Confessions of a Liar, Thief and Failed Sex God
About the book

It’s 1967. The world is rocking, and Neil is growing up fast.
Neil Bridges attends a Catholic boys’ school in which teachers rule with iron fists and thick leather straps. Some crumble under the pressure but Neil toughs it out, just as his Vietnam-bound older brother has done before him. He has to be a man, after all. But at sixteen, how can he be sure of himself when he’s not sure of anything else? He loses a friend and finds another, falls in love and unwittingly treads a path that leads to revenge and possibly murder . . .
About the author

Bill Condon
Bill Condon's novels have been Honour Books in the Children's Book Council Book of the Year Awards, shortlisted for the Ethel Turner Prize in the NSW Premier's Literary Awards, on the longlist in the inaugural Inky Awards, Australia's first teenage choice awards, and Confessions of a Liar, Thief and Failed Sex God won the Prime Minister's Literary Award for Young Adult.
He lives on the south coast of New South Wales with his wife, the well-known children's author Di (Dianne) Bates.
Judges’ comments
Confessions of a Liar, Thief and Failed Sex God is a poignant, funny and deeply insightful rite of passage novel.
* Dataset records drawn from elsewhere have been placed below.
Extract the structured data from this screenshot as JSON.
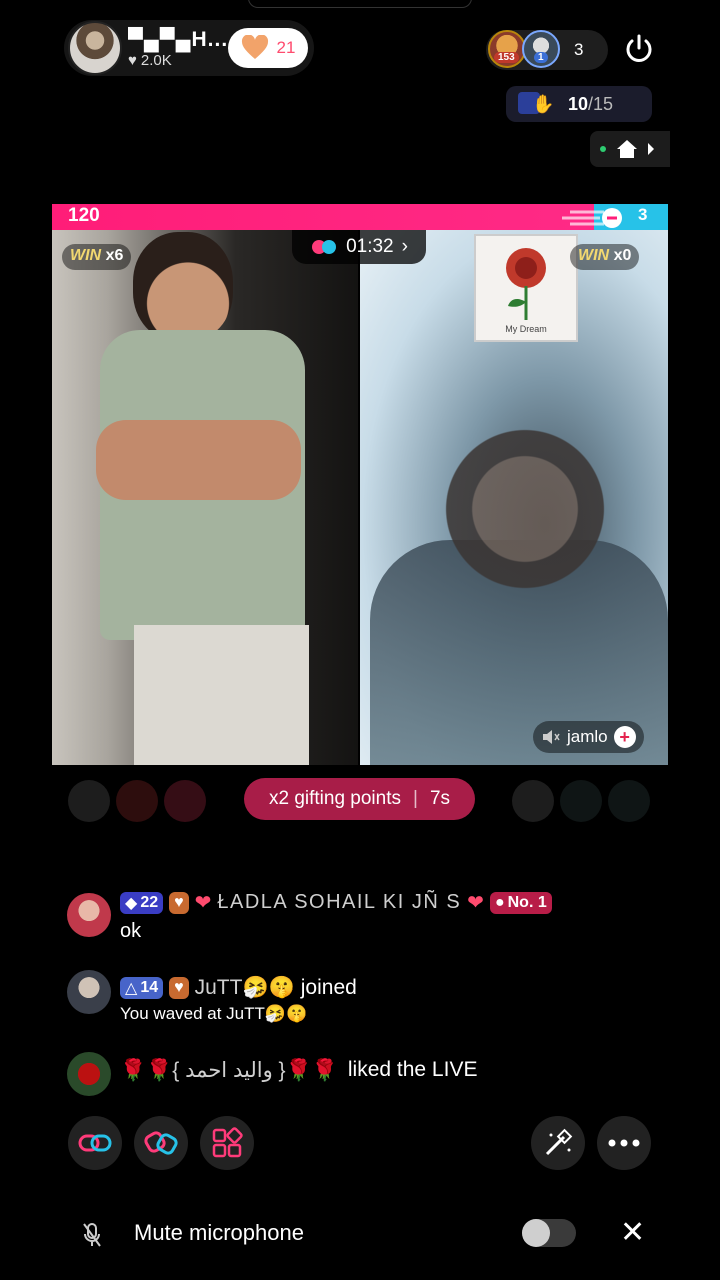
{
  "host": {
    "name": "▀▄▀▄H...",
    "likes": "2.0K",
    "heart_count": "21"
  },
  "viewers": {
    "badge1": "153",
    "badge2": "1",
    "count": "3"
  },
  "rank": {
    "current": "10",
    "total": "/15"
  },
  "battle": {
    "score_left": "120",
    "score_right": "3",
    "timer": "01:32",
    "left_win": {
      "label": "WIN",
      "mult": "x6"
    },
    "right_win": {
      "label": "WIN",
      "mult": "x0"
    },
    "gift_card_label": "My Dream",
    "opponent_name": "jamlo"
  },
  "gifting": {
    "text": "x2 gifting points",
    "seconds": "7s"
  },
  "chat": [
    {
      "level": "22",
      "name": "ŁADLA  SOHAIL  KI  JÑ S",
      "rank_badge": "No. 1",
      "message": "ok"
    },
    {
      "level": "14",
      "name": "JuTT🤧🤫",
      "action": "joined",
      "sub": "You waved at JuTT🤧🤫"
    },
    {
      "name": "🌹🌹{ واليد احمد }🌹🌹",
      "action": "liked the LIVE"
    }
  ],
  "bottom": {
    "mute_label": "Mute microphone"
  },
  "colors": {
    "accent": "#ff1d78",
    "blue": "#27c2e8",
    "gift_pill": "#a81d48"
  }
}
Set in 1967, the author makes it seem contemporary, skilfully employing a nuanced first-person narration.
Neil Bridges attends a Catholic boys' school where classmate Ray (Zom) is accused by a Brother of stealing a wallet and is expelled after a fight with his accuser. Neil knows who stole the wallet, but refuses to tell. Ray's father is so ashamed that Ray is cut off from his family—save for his older sister Sylvana.
Neil falls in love with Sylvana, but, implicated in Ray's disgrace, his loyalties and motives are deeply conflicted. The pain of first love, and the morality attached to individual life choices, is evoked with real empathy.
Confessions of a Liar, Thief and Failed Sex God also portrays the strength of ordinary families and the love even between warring brothers. There's a poignant hint too, of more loss ahead, in Neil's brother Kevin's conscription for the Vietnam War. Condon declines to indulge in historical revisionism, while the economical prose attains a rhythm that is almost poetry.
The short, chiselled chapters ensure that not a word is wasted. Condon is a writer of considerable craft who eschews the flamboyant in search of deeper truths.
The winner of the 2010 Young Adult Fiction Award is a work of tremendous honesty and integrity, exploring moral issues pertaining to the rite of passage experienced by teenagers. Judges were enormously impressed with the way the writer canvasses these concerns in a concise, emotionally charged novel.